Ardi tak mampu berujar apapun sebagai balasan atas ucapan Sena. Sekujur tubuhnya bagai tersengat listrik saat kondisi Yosse terucap dari bibir Sena.

"Gue ... Gue turut prihatin sama kondisi anak lo ya, Sen. Gue gak tau harus ngomong apa, gue juga kaget denger kondisi anak lo. Tapi gue yakin anak lo bakal sehat dan tumbuh dengan baik. Gue yakin lo bisa ngerawat anak lo sesulit apapun keadaannya."

"Makasih ya Bang Ardi. Saya seneng Bang Ardi masih mau peduli sama saya walaupun kita udah jarang ketemu."

"Santai aja, Sen. Lo inget 'kan gue bilang apa waktu lo pindah kerja? Gue selalu bersedia buat jadi tempat lo pulang kalo lo gak tau harus kemana. Jadi gak perlu sungkan sama gue."

"Iya Bang. Abang kapan mau nengokin saya sama Yosse? Kemarin 'kan Abang juga bantuin saya pas jatoh."

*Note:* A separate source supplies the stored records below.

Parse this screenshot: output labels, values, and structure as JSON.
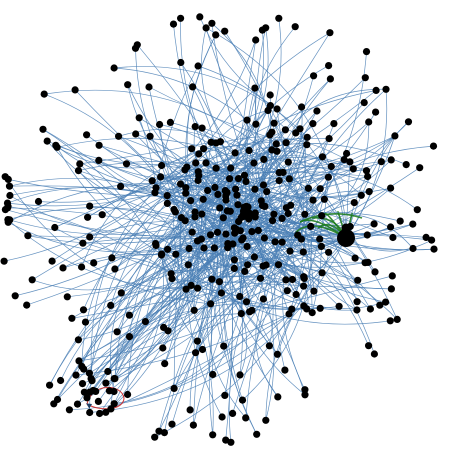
{
  "graph": {
    "type": "force-directed-network",
    "node_color": "#000000",
    "edge_color": "#4a7fb5",
    "arrow_color": "#1f3f66",
    "highlight_edge_color": "#1a7a1a",
    "highlight_loop_color": "#cc1a1a",
    "background": "#ffffff",
    "node_count_hint": 420,
    "hub_node": {
      "label": "",
      "shape": "large-circle",
      "fill": "#000000"
    },
    "loop_edge": {
      "color": "#cc1a1a"
    }
  }
}
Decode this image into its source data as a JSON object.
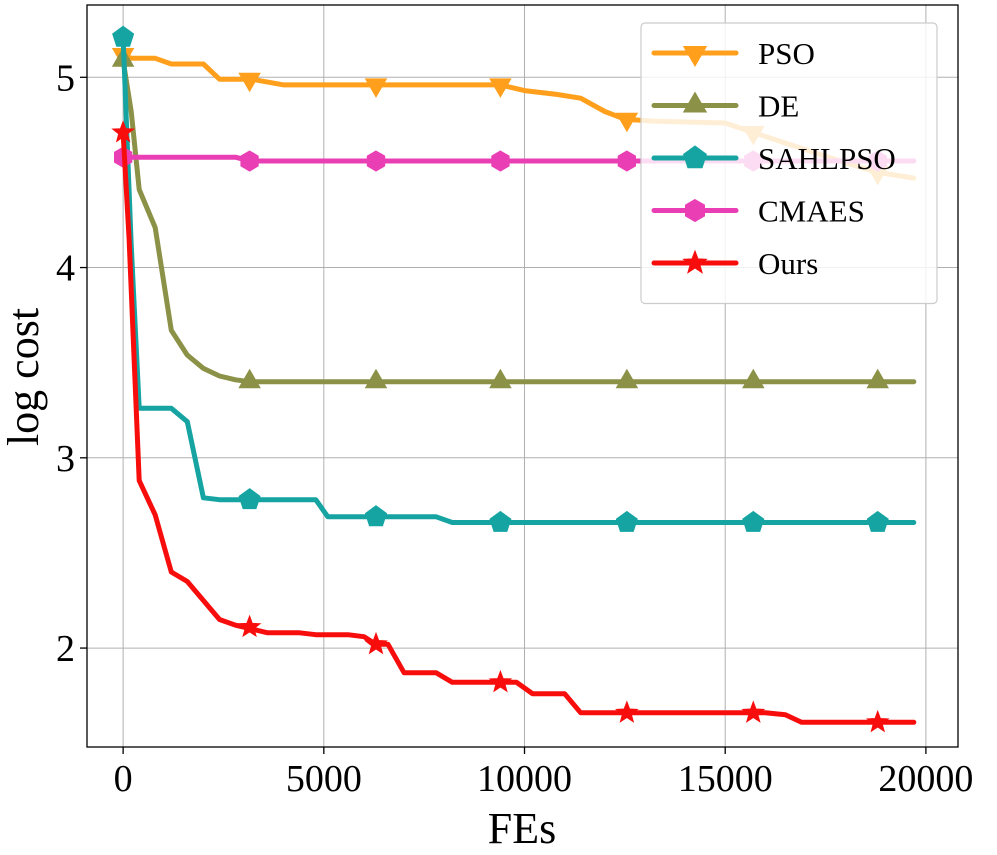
{
  "chart_data": {
    "type": "line",
    "xlabel": "FEs",
    "ylabel": "log cost",
    "xlim": [
      -900,
      20800
    ],
    "ylim": [
      1.48,
      5.38
    ],
    "xticks": [
      0,
      5000,
      10000,
      15000,
      20000
    ],
    "xtick_labels": [
      "0",
      "5000",
      "10000",
      "15000",
      "20000"
    ],
    "yticks": [
      2,
      3,
      4,
      5
    ],
    "ytick_labels": [
      "2",
      "3",
      "4",
      "5"
    ],
    "grid": true,
    "legend_position": "top-right",
    "series": [
      {
        "name": "PSO",
        "color": "#ff9f1c",
        "marker": "triangle-down",
        "points": [
          [
            0,
            5.12
          ],
          [
            200,
            5.1
          ],
          [
            800,
            5.1
          ],
          [
            1200,
            5.07
          ],
          [
            2000,
            5.07
          ],
          [
            2400,
            4.99
          ],
          [
            3200,
            4.99
          ],
          [
            4000,
            4.96
          ],
          [
            6300,
            4.96
          ],
          [
            9400,
            4.96
          ],
          [
            10000,
            4.93
          ],
          [
            10800,
            4.91
          ],
          [
            11400,
            4.89
          ],
          [
            12000,
            4.82
          ],
          [
            12500,
            4.78
          ],
          [
            13200,
            4.77
          ],
          [
            15000,
            4.76
          ],
          [
            15700,
            4.71
          ],
          [
            17000,
            4.62
          ],
          [
            18000,
            4.55
          ],
          [
            18800,
            4.5
          ],
          [
            19700,
            4.47
          ]
        ],
        "marker_points": [
          [
            0,
            5.12
          ],
          [
            3150,
            4.99
          ],
          [
            6300,
            4.96
          ],
          [
            9400,
            4.96
          ],
          [
            12550,
            4.78
          ],
          [
            15700,
            4.71
          ],
          [
            18800,
            4.5
          ]
        ]
      },
      {
        "name": "DE",
        "color": "#8b9146",
        "marker": "triangle-up",
        "points": [
          [
            0,
            5.09
          ],
          [
            200,
            4.82
          ],
          [
            400,
            4.41
          ],
          [
            800,
            4.21
          ],
          [
            1200,
            3.67
          ],
          [
            1600,
            3.54
          ],
          [
            2000,
            3.47
          ],
          [
            2400,
            3.43
          ],
          [
            2800,
            3.41
          ],
          [
            3150,
            3.4
          ],
          [
            19700,
            3.4
          ]
        ],
        "marker_points": [
          [
            0,
            5.09
          ],
          [
            3150,
            3.4
          ],
          [
            6300,
            3.4
          ],
          [
            9400,
            3.4
          ],
          [
            12550,
            3.4
          ],
          [
            15700,
            3.4
          ],
          [
            18800,
            3.4
          ]
        ]
      },
      {
        "name": "SAHLPSO",
        "color": "#15a4a2",
        "marker": "pentagon",
        "points": [
          [
            0,
            5.21
          ],
          [
            200,
            4.12
          ],
          [
            400,
            3.26
          ],
          [
            1200,
            3.26
          ],
          [
            1600,
            3.19
          ],
          [
            2000,
            2.79
          ],
          [
            2400,
            2.78
          ],
          [
            4800,
            2.78
          ],
          [
            5100,
            2.69
          ],
          [
            7800,
            2.69
          ],
          [
            8200,
            2.66
          ],
          [
            19700,
            2.66
          ]
        ],
        "marker_points": [
          [
            0,
            5.21
          ],
          [
            3150,
            2.78
          ],
          [
            6300,
            2.69
          ],
          [
            9400,
            2.66
          ],
          [
            12550,
            2.66
          ],
          [
            15700,
            2.66
          ],
          [
            18800,
            2.66
          ]
        ]
      },
      {
        "name": "CMAES",
        "color": "#ea3fb4",
        "marker": "hexagon",
        "points": [
          [
            0,
            4.58
          ],
          [
            2800,
            4.58
          ],
          [
            3150,
            4.56
          ],
          [
            19700,
            4.56
          ]
        ],
        "marker_points": [
          [
            0,
            4.58
          ],
          [
            3150,
            4.56
          ],
          [
            6300,
            4.56
          ],
          [
            9400,
            4.56
          ],
          [
            12550,
            4.56
          ],
          [
            15700,
            4.56
          ],
          [
            18800,
            4.56
          ]
        ]
      },
      {
        "name": "Ours",
        "color": "#f80d0d",
        "marker": "star",
        "points": [
          [
            0,
            4.71
          ],
          [
            150,
            4.15
          ],
          [
            400,
            2.88
          ],
          [
            800,
            2.7
          ],
          [
            1200,
            2.4
          ],
          [
            1600,
            2.35
          ],
          [
            2000,
            2.25
          ],
          [
            2400,
            2.15
          ],
          [
            2800,
            2.12
          ],
          [
            3600,
            2.08
          ],
          [
            4400,
            2.08
          ],
          [
            4800,
            2.07
          ],
          [
            5600,
            2.07
          ],
          [
            6000,
            2.06
          ],
          [
            6300,
            2.02
          ],
          [
            6600,
            2.02
          ],
          [
            7000,
            1.87
          ],
          [
            7800,
            1.87
          ],
          [
            8200,
            1.82
          ],
          [
            9400,
            1.82
          ],
          [
            9800,
            1.82
          ],
          [
            10200,
            1.76
          ],
          [
            11000,
            1.76
          ],
          [
            11400,
            1.66
          ],
          [
            12550,
            1.66
          ],
          [
            15700,
            1.66
          ],
          [
            16000,
            1.66
          ],
          [
            16500,
            1.65
          ],
          [
            16900,
            1.61
          ],
          [
            19700,
            1.61
          ]
        ],
        "marker_points": [
          [
            0,
            4.71
          ],
          [
            3150,
            2.11
          ],
          [
            6300,
            2.02
          ],
          [
            9400,
            1.82
          ],
          [
            12550,
            1.66
          ],
          [
            15700,
            1.66
          ],
          [
            18800,
            1.61
          ]
        ]
      }
    ]
  }
}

"Kapan ya? Nanti mungkin pas gue libur kerja."

"Ooh, yaudah."

"Iya. Lo istirahat ya, gue tutup dulu."

"Iya Bang, makasih ya udah nelfon."

"Sama-sama."

Panggilan diputus lebih dulu oleh Sena. Sementara itu di rumah sakit, Sena hanya ditemani oleh televisi yang mental tapi tidak ia tonton. Denis sedang kembali ke rumah karena harus menyiapkan pekerjaannya untuk besok, sementara Bu Mina sedang pergi menemui dokter Riyani.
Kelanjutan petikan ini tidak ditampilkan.